NHS’s existence in danger, warns Labour peer in debate on service overhaul

The future of the NHS is in danger along with the principle of universal healthcare free at the point of delivery, it has been warned.

Labour peer Viscount Hanworth also claimed the original aims of the health service had been subverted.

His criticism came as he opened a debate into the impact of a controversial overhaul of the NHS in England carried out under the Conservatives.

The Health and Social Care Act 2012, which encountered strong opposition to its introduction, gave GPs and other clinicians more responsibility for spending the health budget in England, while encouraging greater competition with the private sector.

It was on this latter point that Lord Hanworth targeted his criticism.

He told peers: “The very existence of the NHS is in danger as is the principle of universal healthcare provision free at the point of delivery.

“The NHS is being turned into a market-based system.”

He said the changes had been taking place over the last 25 years but had accelerated under the Conservatives.

He referred to the “slow and inexorable process by which the original intentions of the NHS have been subverted”.

But Conservative former health secretary Lord Lansley, who introduced the legislation, rejected the criticism and said there were many errors in the Labour peer’s claims.

Defending the reforms, he said: “We did not at any point countenance a shift away from the NHS as a comprehensive, universal service free at the point of service.”

“In the midst of financial imperatives, we gave the NHS the priority it deserved,” he added.

Labour’s Lord Lipsey said the health service was not free at the point of use despite claims to that effect.

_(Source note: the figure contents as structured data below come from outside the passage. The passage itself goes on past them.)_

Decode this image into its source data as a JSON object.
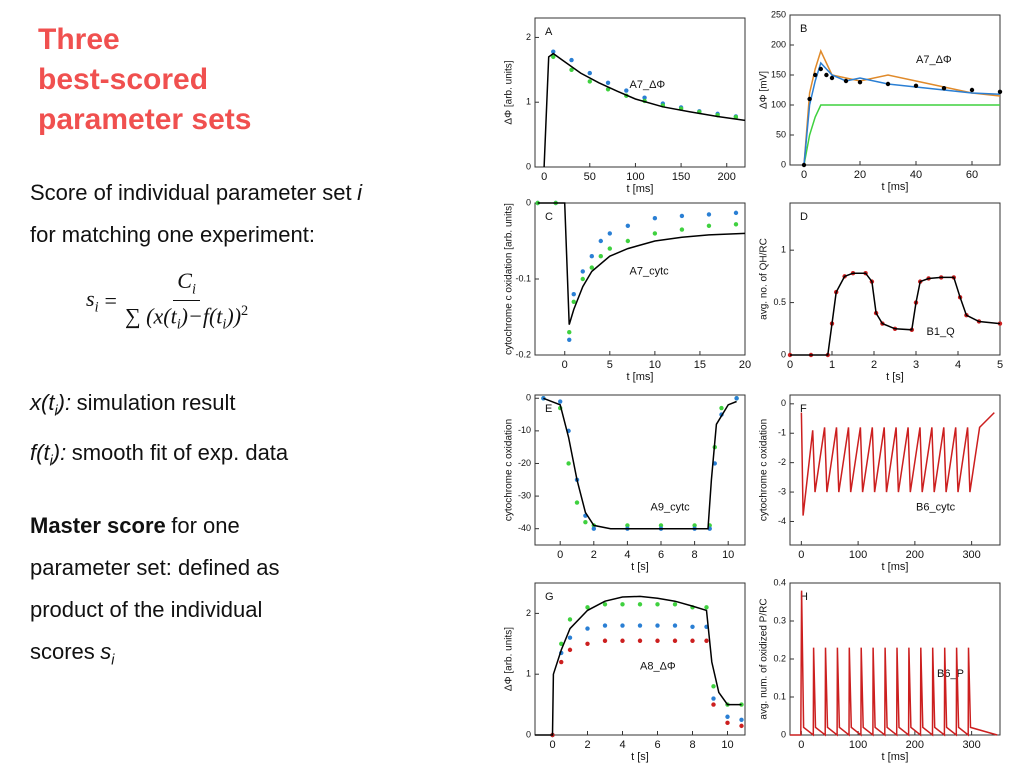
{
  "title_lines": [
    "Three",
    "best-scored",
    "parameter sets"
  ],
  "intro": {
    "line1": "Score of individual parameter set",
    "sym": "i",
    "line2": "for matching one experiment:"
  },
  "formula": {
    "lhs": "s",
    "lhs_sub": "i",
    "eq": "=",
    "num": "C",
    "num_sub": "i",
    "den": [
      "∑ (x(t",
      "i",
      ")−f(t",
      "i",
      "))",
      "2"
    ]
  },
  "defs": [
    {
      "term": "x(t",
      "sub": "i",
      "close": "):",
      "desc": "simulation result"
    },
    {
      "term": "f(t",
      "sub": "i",
      "close": "):",
      "desc": "smooth fit of exp. data"
    }
  ],
  "master": {
    "bold": "Master score",
    "lines": [
      "for one",
      "parameter set: defined as",
      "product of the individual",
      "scores"
    ],
    "sym": "s",
    "sub": "i"
  },
  "chart_data": [
    {
      "type": "line",
      "letter": "A",
      "label": "A7_ΔΦ",
      "xlabel": "t [ms]",
      "ylabel": "ΔΦ [arb. units]",
      "xlim": [
        -10,
        220
      ],
      "xticks": [
        0,
        50,
        100,
        150,
        200
      ],
      "ylim": [
        0,
        2.3
      ],
      "yticks": [
        0,
        1,
        2
      ],
      "series": [
        {
          "color": "#2a7fd4",
          "style": "markers",
          "x": [
            10,
            30,
            50,
            70,
            90,
            110,
            130,
            150,
            170,
            190,
            210
          ],
          "values": [
            1.78,
            1.65,
            1.45,
            1.3,
            1.18,
            1.07,
            0.98,
            0.92,
            0.86,
            0.82,
            0.78
          ]
        },
        {
          "color": "#3fd13f",
          "style": "markers",
          "x": [
            10,
            30,
            50,
            70,
            90,
            110,
            130,
            150,
            170,
            190,
            210
          ],
          "values": [
            1.7,
            1.5,
            1.32,
            1.2,
            1.1,
            1.02,
            0.95,
            0.9,
            0.85,
            0.8,
            0.77
          ]
        },
        {
          "color": "#000000",
          "style": "line",
          "x": [
            0,
            5,
            10,
            20,
            40,
            60,
            80,
            100,
            130,
            160,
            190,
            220
          ],
          "values": [
            0,
            1.7,
            1.75,
            1.65,
            1.45,
            1.3,
            1.17,
            1.05,
            0.93,
            0.85,
            0.78,
            0.72
          ]
        }
      ]
    },
    {
      "type": "line",
      "letter": "B",
      "label": "A7_ΔΦ",
      "xlabel": "t [ms]",
      "ylabel": "ΔΦ [mV]",
      "xlim": [
        -5,
        70
      ],
      "xticks": [
        0,
        20,
        40,
        60
      ],
      "ylim": [
        0,
        250
      ],
      "yticks": [
        0,
        50,
        100,
        150,
        200,
        250
      ],
      "series": [
        {
          "color": "#3fd13f",
          "style": "line",
          "x": [
            0,
            2,
            4,
            6,
            8,
            10,
            15,
            20,
            30,
            40,
            50,
            60,
            70
          ],
          "values": [
            0,
            50,
            80,
            100,
            100,
            100,
            100,
            100,
            100,
            100,
            100,
            100,
            100
          ]
        },
        {
          "color": "#e08a2a",
          "style": "line",
          "x": [
            0,
            2,
            4,
            6,
            8,
            10,
            15,
            20,
            30,
            40,
            50,
            60,
            70
          ],
          "values": [
            0,
            120,
            160,
            190,
            170,
            150,
            145,
            140,
            150,
            140,
            130,
            120,
            115
          ]
        },
        {
          "color": "#2a7fd4",
          "style": "line",
          "x": [
            0,
            2,
            4,
            6,
            8,
            10,
            15,
            20,
            30,
            40,
            50,
            60,
            70
          ],
          "values": [
            0,
            100,
            140,
            170,
            160,
            150,
            140,
            145,
            135,
            130,
            125,
            120,
            118
          ]
        },
        {
          "color": "#000000",
          "style": "markers",
          "x": [
            0,
            2,
            4,
            6,
            8,
            10,
            15,
            20,
            30,
            40,
            50,
            60,
            70
          ],
          "values": [
            0,
            110,
            150,
            160,
            150,
            145,
            140,
            138,
            135,
            132,
            128,
            125,
            122
          ]
        }
      ]
    },
    {
      "type": "line",
      "letter": "C",
      "label": "A7_cytc",
      "xlabel": "t [ms]",
      "ylabel": "cytochrome c oxidation [arb. units]",
      "xlim": [
        -3.3,
        20
      ],
      "xticks": [
        0,
        5,
        10,
        15,
        20
      ],
      "ylim": [
        -0.2,
        0
      ],
      "yticks": [
        0,
        -0.1,
        -0.2
      ],
      "series": [
        {
          "color": "#2a7fd4",
          "style": "markers",
          "x": [
            -3,
            -1,
            0.5,
            1,
            2,
            3,
            4,
            5,
            7,
            10,
            13,
            16,
            19
          ],
          "values": [
            0,
            0,
            -0.18,
            -0.12,
            -0.09,
            -0.07,
            -0.05,
            -0.04,
            -0.03,
            -0.02,
            -0.017,
            -0.015,
            -0.013
          ]
        },
        {
          "color": "#3fd13f",
          "style": "markers",
          "x": [
            -3,
            -1,
            0.5,
            1,
            2,
            3,
            4,
            5,
            7,
            10,
            13,
            16,
            19
          ],
          "values": [
            0,
            0,
            -0.17,
            -0.13,
            -0.1,
            -0.085,
            -0.07,
            -0.06,
            -0.05,
            -0.04,
            -0.035,
            -0.03,
            -0.028
          ]
        },
        {
          "color": "#000000",
          "style": "line",
          "x": [
            -3,
            0,
            0.5,
            1,
            2,
            3,
            5,
            7,
            10,
            13,
            16,
            20
          ],
          "values": [
            0,
            0,
            -0.16,
            -0.14,
            -0.11,
            -0.09,
            -0.07,
            -0.06,
            -0.05,
            -0.045,
            -0.042,
            -0.04
          ]
        }
      ]
    },
    {
      "type": "line",
      "letter": "D",
      "label": "B1_Q",
      "xlabel": "t [s]",
      "ylabel": "avg. no. of QH/RC",
      "xlim": [
        0,
        5
      ],
      "xticks": [
        0,
        1,
        2,
        3,
        4,
        5
      ],
      "ylim": [
        0,
        1.45
      ],
      "yticks": [
        0,
        0.5,
        1
      ],
      "series": [
        {
          "color": "#cc1f1f",
          "style": "markers",
          "x": [
            0,
            0.5,
            0.9,
            1.0,
            1.1,
            1.3,
            1.5,
            1.8,
            1.95,
            2.05,
            2.2,
            2.5,
            2.9,
            3.0,
            3.1,
            3.3,
            3.6,
            3.9,
            4.05,
            4.2,
            4.5,
            5
          ],
          "values": [
            0,
            0,
            0,
            0.3,
            0.6,
            0.75,
            0.78,
            0.78,
            0.7,
            0.4,
            0.3,
            0.25,
            0.24,
            0.5,
            0.7,
            0.73,
            0.74,
            0.74,
            0.55,
            0.38,
            0.32,
            0.3
          ]
        },
        {
          "color": "#000000",
          "style": "line",
          "x": [
            0,
            0.9,
            1.0,
            1.1,
            1.3,
            1.5,
            1.8,
            1.95,
            2.05,
            2.2,
            2.5,
            2.9,
            3.0,
            3.1,
            3.3,
            3.6,
            3.9,
            4.05,
            4.2,
            4.5,
            5
          ],
          "values": [
            0,
            0,
            0.3,
            0.6,
            0.75,
            0.78,
            0.78,
            0.7,
            0.4,
            0.3,
            0.25,
            0.24,
            0.5,
            0.7,
            0.73,
            0.74,
            0.74,
            0.55,
            0.38,
            0.32,
            0.3
          ]
        }
      ]
    },
    {
      "type": "line",
      "letter": "E",
      "label": "A9_cytc",
      "xlabel": "t [s]",
      "ylabel": "cytochrome c oxidation",
      "xlim": [
        -1.5,
        11
      ],
      "xticks": [
        0,
        2,
        4,
        6,
        8,
        10
      ],
      "ylim": [
        -45,
        1
      ],
      "yticks": [
        0,
        -10,
        -20,
        -30,
        -40
      ],
      "series": [
        {
          "color": "#3fd13f",
          "style": "markers",
          "x": [
            -1,
            0,
            0.5,
            1,
            1.5,
            2,
            4,
            6,
            8,
            8.9,
            9.2,
            9.6,
            10.5
          ],
          "values": [
            0,
            -3,
            -20,
            -32,
            -38,
            -39,
            -39,
            -39,
            -39,
            -39,
            -15,
            -3,
            0
          ]
        },
        {
          "color": "#2a7fd4",
          "style": "markers",
          "x": [
            -1,
            0,
            0.5,
            1,
            1.5,
            2,
            4,
            6,
            8,
            8.9,
            9.2,
            9.6,
            10.5
          ],
          "values": [
            0,
            -1,
            -10,
            -25,
            -36,
            -40,
            -40,
            -40,
            -40,
            -40,
            -20,
            -5,
            0
          ]
        },
        {
          "color": "#000000",
          "style": "line",
          "x": [
            -1,
            0,
            0.5,
            1,
            1.5,
            2,
            3,
            5,
            7,
            8.8,
            9,
            9.3,
            10,
            10.5
          ],
          "values": [
            0,
            -2,
            -12,
            -25,
            -35,
            -39,
            -40,
            -40,
            -40,
            -40,
            -25,
            -8,
            -2,
            -1
          ]
        }
      ]
    },
    {
      "type": "line",
      "letter": "F",
      "label": "B6_cytc",
      "xlabel": "t [ms]",
      "ylabel": "cytochrome c oxidation",
      "xlim": [
        -20,
        350
      ],
      "xticks": [
        0,
        100,
        200,
        300
      ],
      "ylim": [
        -4.8,
        0.3
      ],
      "yticks": [
        0,
        -1,
        -2,
        -3,
        -4
      ],
      "series": [
        {
          "color": "#cc1f1f",
          "style": "line",
          "x": [
            0,
            3,
            20,
            24,
            41,
            45,
            62,
            66,
            83,
            87,
            104,
            108,
            125,
            129,
            146,
            150,
            167,
            171,
            188,
            192,
            209,
            213,
            230,
            234,
            251,
            255,
            272,
            276,
            293,
            297,
            314,
            340
          ],
          "values": [
            -0.3,
            -3.8,
            -0.9,
            -3,
            -0.8,
            -3,
            -0.8,
            -3,
            -0.8,
            -3,
            -0.8,
            -3,
            -0.8,
            -3,
            -0.8,
            -3,
            -0.8,
            -3,
            -0.8,
            -3,
            -0.8,
            -3,
            -0.8,
            -3,
            -0.8,
            -3,
            -0.8,
            -3,
            -0.8,
            -3,
            -0.8,
            -0.3
          ]
        }
      ]
    },
    {
      "type": "line",
      "letter": "G",
      "label": "A8_ΔΦ",
      "xlabel": "t [s]",
      "ylabel": "ΔΦ [arb. units]",
      "xlim": [
        -1,
        11
      ],
      "xticks": [
        0,
        2,
        4,
        6,
        8,
        10
      ],
      "ylim": [
        0,
        2.5
      ],
      "yticks": [
        0,
        1,
        2
      ],
      "series": [
        {
          "color": "#3fd13f",
          "style": "markers",
          "x": [
            0,
            0.5,
            1,
            2,
            3,
            4,
            5,
            6,
            7,
            8,
            8.8,
            9.2,
            10,
            10.8
          ],
          "values": [
            0,
            1.5,
            1.9,
            2.1,
            2.15,
            2.15,
            2.15,
            2.15,
            2.15,
            2.1,
            2.1,
            0.8,
            0.5,
            0.5
          ]
        },
        {
          "color": "#2a7fd4",
          "style": "markers",
          "x": [
            0,
            0.5,
            1,
            2,
            3,
            4,
            5,
            6,
            7,
            8,
            8.8,
            9.2,
            10,
            10.8
          ],
          "values": [
            0,
            1.35,
            1.6,
            1.75,
            1.8,
            1.8,
            1.8,
            1.8,
            1.8,
            1.78,
            1.78,
            0.6,
            0.3,
            0.25
          ]
        },
        {
          "color": "#cc1f1f",
          "style": "markers",
          "x": [
            0,
            0.5,
            1,
            2,
            3,
            4,
            5,
            6,
            7,
            8,
            8.8,
            9.2,
            10,
            10.8
          ],
          "values": [
            0,
            1.2,
            1.4,
            1.5,
            1.55,
            1.55,
            1.55,
            1.55,
            1.55,
            1.55,
            1.55,
            0.5,
            0.2,
            0.15
          ]
        },
        {
          "color": "#000000",
          "style": "line",
          "x": [
            -1,
            0,
            0.05,
            0.5,
            1,
            2,
            3,
            4,
            5,
            6,
            7,
            8,
            8.8,
            9.1,
            9.5,
            10,
            10.8
          ],
          "values": [
            0,
            0,
            1,
            1.4,
            1.75,
            2.05,
            2.2,
            2.27,
            2.28,
            2.25,
            2.2,
            2.12,
            2.05,
            1.2,
            0.7,
            0.5,
            0.5
          ]
        }
      ]
    },
    {
      "type": "line",
      "letter": "H",
      "label": "B6_P",
      "xlabel": "t [ms]",
      "ylabel": "avg. num. of oxidized P/RC",
      "xlim": [
        -20,
        350
      ],
      "xticks": [
        0,
        100,
        200,
        300
      ],
      "ylim": [
        0,
        0.4
      ],
      "yticks": [
        0,
        0.1,
        0.2,
        0.3,
        0.4
      ],
      "series": [
        {
          "color": "#cc1f1f",
          "style": "line",
          "x": [
            -20,
            -1,
            0.5,
            4,
            21,
            21.5,
            25,
            42,
            42.5,
            46,
            63,
            63.5,
            67,
            84,
            84.5,
            88,
            105,
            105.5,
            109,
            126,
            126.5,
            130,
            147,
            147.5,
            151,
            168,
            168.5,
            172,
            189,
            189.5,
            193,
            210,
            210.5,
            214,
            231,
            231.5,
            235,
            252,
            252.5,
            256,
            273,
            273.5,
            277,
            294,
            294.5,
            298,
            345
          ],
          "values": [
            0,
            0,
            0.38,
            0.02,
            0,
            0.23,
            0.02,
            0,
            0.23,
            0.02,
            0,
            0.23,
            0.02,
            0,
            0.23,
            0.02,
            0,
            0.23,
            0.02,
            0,
            0.23,
            0.02,
            0,
            0.23,
            0.02,
            0,
            0.23,
            0.02,
            0,
            0.23,
            0.02,
            0,
            0.23,
            0.02,
            0,
            0.23,
            0.02,
            0,
            0.23,
            0.02,
            0,
            0.23,
            0.02,
            0,
            0.23,
            0.02,
            0
          ]
        }
      ]
    }
  ]
}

Lots or health care was paid for like dentistry and prescription charges.

The provision of treatments varied hugely from place to place, he told peers.

For the Liberal Democrats, Baroness Walmsley said junior doctors were worried about the survival of the NHS and had made their own judgment of the 2012 changes.

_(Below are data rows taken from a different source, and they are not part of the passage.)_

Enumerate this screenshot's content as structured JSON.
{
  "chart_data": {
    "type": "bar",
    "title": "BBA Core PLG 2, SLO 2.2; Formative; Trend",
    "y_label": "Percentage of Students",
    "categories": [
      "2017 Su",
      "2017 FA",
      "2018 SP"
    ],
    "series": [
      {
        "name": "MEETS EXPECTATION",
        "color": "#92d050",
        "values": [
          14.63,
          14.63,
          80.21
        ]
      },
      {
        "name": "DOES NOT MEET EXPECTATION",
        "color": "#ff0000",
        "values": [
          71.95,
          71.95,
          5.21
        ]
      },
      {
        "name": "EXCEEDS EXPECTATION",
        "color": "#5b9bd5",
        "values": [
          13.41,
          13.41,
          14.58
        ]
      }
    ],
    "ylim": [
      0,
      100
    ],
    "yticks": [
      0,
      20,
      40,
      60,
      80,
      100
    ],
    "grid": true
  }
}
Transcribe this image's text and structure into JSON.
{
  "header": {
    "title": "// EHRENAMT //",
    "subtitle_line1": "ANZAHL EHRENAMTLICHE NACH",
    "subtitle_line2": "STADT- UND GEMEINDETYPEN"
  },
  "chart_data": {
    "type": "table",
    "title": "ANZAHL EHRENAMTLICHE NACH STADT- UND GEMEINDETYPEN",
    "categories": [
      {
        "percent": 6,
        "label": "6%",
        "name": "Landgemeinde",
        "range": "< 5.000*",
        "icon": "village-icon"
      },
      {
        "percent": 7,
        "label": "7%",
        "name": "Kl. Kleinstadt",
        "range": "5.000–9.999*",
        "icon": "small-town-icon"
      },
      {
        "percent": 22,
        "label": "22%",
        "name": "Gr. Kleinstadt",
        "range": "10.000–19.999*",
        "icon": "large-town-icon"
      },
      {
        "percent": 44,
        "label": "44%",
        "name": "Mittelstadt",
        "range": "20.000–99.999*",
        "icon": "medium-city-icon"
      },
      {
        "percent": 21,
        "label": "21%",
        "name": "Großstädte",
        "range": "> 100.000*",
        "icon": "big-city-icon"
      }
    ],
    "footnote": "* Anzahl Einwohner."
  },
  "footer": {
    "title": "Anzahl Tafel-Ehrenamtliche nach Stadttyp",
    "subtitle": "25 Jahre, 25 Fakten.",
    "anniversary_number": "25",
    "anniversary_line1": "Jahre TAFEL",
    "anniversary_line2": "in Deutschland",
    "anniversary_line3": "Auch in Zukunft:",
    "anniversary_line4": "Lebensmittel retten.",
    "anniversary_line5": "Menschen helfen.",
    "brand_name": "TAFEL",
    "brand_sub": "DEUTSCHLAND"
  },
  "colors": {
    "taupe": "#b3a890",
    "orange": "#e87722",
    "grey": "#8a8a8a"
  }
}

She called for a cross-party debate on how much should be spent on health and social care and how to raise the money.

Labour spokesman Lord Hunt of Kings Heath said the “overt privatisation” of the 2012 reforms had produced great confusion and fragmentation.

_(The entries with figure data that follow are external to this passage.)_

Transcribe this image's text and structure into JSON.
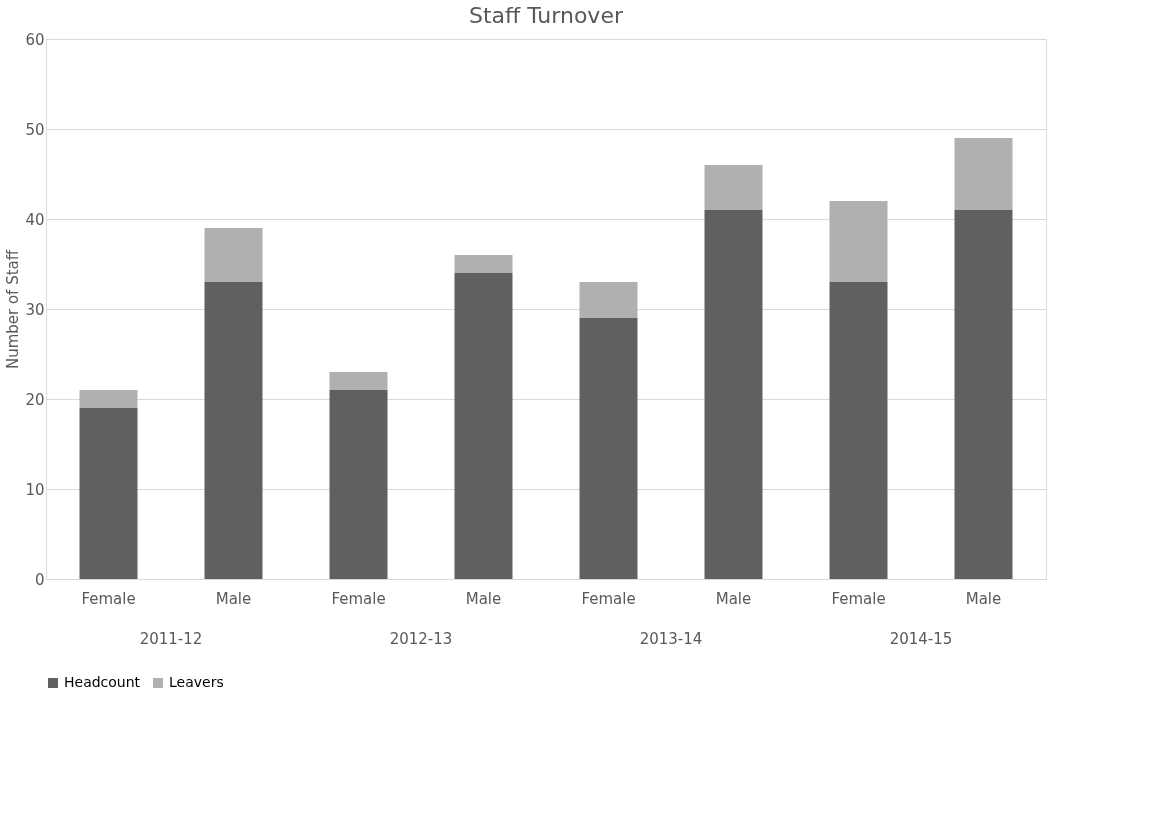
{
  "chart_data": {
    "type": "bar",
    "title": "Staff Turnover",
    "ylabel": "Number of Staff",
    "categories": [
      "Female",
      "Male",
      "Female",
      "Male",
      "Female",
      "Male",
      "Female",
      "Male"
    ],
    "annotations": [
      "2011-12",
      "2012-13",
      "2013-14",
      "2014-15"
    ],
    "stacked": true,
    "series": [
      {
        "name": "Headcount",
        "color": "#606060",
        "values": [
          19,
          33,
          21,
          34,
          29,
          41,
          33,
          41
        ]
      },
      {
        "name": "Leavers",
        "color": "#b0b0b0",
        "values": [
          2,
          6,
          2,
          2,
          4,
          5,
          9,
          8
        ]
      }
    ],
    "ylim": [
      0,
      60
    ],
    "yticks": [
      0,
      10,
      20,
      30,
      40,
      50,
      60
    ],
    "grid": "y",
    "legend": "bottom"
  }
}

Lord Hunt said he had no problem with the involvement of the private sector in the NHS, which had much to gain from partnership working.

But he said the recent changes had forced the NHS to “tender out services willy nilly” at great expense and with “very poor outcomes”.

Health minister Lord Prior of Brampton said he did not recognise the picture painted by Opposition peers about the health service.

He insisted the Government believed “wholeheartedly in a tax-funded, comprehensive national health service”.

The NHS was “performing fantastically well” at a difficult time of growing demand with an ageing population and tight finances.

Lord Prior acknowledged that the “opening up of the market” through choice and competition had not been the success ministers would have hoped for.

Health care was not a “perfect market” and the Government had moved on to a new approach based on transparency and eliminating unwarranted variations in care.

A Department of Health spokesman commented later: “The public can be absolutely assured that under this Government, the NHS will remain free at the point of use. That’s why we’re investing £10 billion in its own plan for the future – including almost £4 billion this year – to sustain and improve services for patients.”